The increased deployment of the Bal system follows a statement last December from Defense Ministry Sergei Shoigu. He claimed that the number of Bal and Bastion systems in the Armed Forces at the time had only reached 74% of what is needed. He also said that infrastructure is developing in the arctic region. As can be seen now, his two claims foreshadowed the now heralded increase of Bal systems in the Arctic, Izvestia reported.
Entered into service in 2008, the Bal is considered versatile because it aims to protect the coast, the straits, as well as the naval bases. It takes around 30-40 minutes to reload the missile system once it fires, its range is 120 kilometers and the complex has the capacity to fire both single missiles as well as volleys of up to 32 subsonic missiles. The resort also boasts night vision among its arsenal of modern devices. However, its most useful feature is arguably its mobility and its short deployment time of just ten minutes.

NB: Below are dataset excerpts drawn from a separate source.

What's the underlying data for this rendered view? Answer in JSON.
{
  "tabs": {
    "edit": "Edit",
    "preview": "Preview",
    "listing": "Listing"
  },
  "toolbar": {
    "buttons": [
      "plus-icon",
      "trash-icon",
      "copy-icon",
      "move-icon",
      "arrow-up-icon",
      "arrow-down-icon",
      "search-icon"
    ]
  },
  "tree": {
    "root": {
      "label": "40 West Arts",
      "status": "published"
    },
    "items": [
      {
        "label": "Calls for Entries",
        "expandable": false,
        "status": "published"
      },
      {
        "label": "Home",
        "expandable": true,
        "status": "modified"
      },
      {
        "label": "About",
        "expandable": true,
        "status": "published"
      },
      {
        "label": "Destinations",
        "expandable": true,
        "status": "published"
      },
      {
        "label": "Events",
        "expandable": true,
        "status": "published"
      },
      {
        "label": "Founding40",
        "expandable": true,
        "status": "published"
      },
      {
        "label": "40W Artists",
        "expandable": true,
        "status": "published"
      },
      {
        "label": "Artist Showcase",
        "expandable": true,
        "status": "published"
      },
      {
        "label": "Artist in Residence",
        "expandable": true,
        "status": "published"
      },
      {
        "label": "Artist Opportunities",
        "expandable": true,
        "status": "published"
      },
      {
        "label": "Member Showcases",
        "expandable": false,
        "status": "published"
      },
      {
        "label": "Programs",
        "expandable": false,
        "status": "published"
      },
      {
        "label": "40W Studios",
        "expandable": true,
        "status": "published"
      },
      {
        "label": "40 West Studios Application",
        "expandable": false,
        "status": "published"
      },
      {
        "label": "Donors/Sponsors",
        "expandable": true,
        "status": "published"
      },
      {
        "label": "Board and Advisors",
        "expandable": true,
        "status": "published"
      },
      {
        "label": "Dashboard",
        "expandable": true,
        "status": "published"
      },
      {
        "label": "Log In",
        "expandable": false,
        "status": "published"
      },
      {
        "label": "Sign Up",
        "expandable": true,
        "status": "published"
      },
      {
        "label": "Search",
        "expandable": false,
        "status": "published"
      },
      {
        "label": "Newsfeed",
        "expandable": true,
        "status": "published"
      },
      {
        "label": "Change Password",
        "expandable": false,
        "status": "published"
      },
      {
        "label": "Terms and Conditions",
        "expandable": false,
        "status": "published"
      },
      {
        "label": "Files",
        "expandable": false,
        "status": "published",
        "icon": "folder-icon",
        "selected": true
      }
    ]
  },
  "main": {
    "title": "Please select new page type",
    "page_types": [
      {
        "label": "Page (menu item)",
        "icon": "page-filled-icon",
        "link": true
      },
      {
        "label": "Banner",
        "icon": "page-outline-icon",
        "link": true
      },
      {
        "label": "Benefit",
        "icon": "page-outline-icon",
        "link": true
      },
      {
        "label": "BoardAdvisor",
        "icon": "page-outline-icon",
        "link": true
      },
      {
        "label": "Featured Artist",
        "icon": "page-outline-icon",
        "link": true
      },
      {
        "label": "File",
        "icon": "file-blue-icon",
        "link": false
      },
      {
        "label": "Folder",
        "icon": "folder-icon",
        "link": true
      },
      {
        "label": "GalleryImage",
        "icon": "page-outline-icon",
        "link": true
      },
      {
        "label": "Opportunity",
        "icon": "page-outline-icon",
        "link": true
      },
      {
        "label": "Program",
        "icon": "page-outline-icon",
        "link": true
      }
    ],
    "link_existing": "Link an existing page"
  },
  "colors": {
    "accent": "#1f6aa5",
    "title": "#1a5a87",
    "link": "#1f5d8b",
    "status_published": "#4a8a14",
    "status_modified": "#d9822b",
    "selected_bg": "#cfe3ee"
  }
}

According to military expert Viktor Murakhovsky, the purpose of the Bal missile defense system is exactly what the name suggests, to defend.
Russia does not intend to use the missile system in international waters, Murakhovsky told Izvestia.
Deployed along the Northern Sea Route, the goal is to protect Russia’s own territorial waters from any danger or threat, he said.
Murakhovsky said that no one will be able to enter Russia’s arctic waters without difficult obstacles. Exceptions may be made for civilian ships complying with appropriate rules, which may in specific cases allow them to cross territorial waters. However, warships will be strictly prohibited, especially in the event of conflicts or military escalations.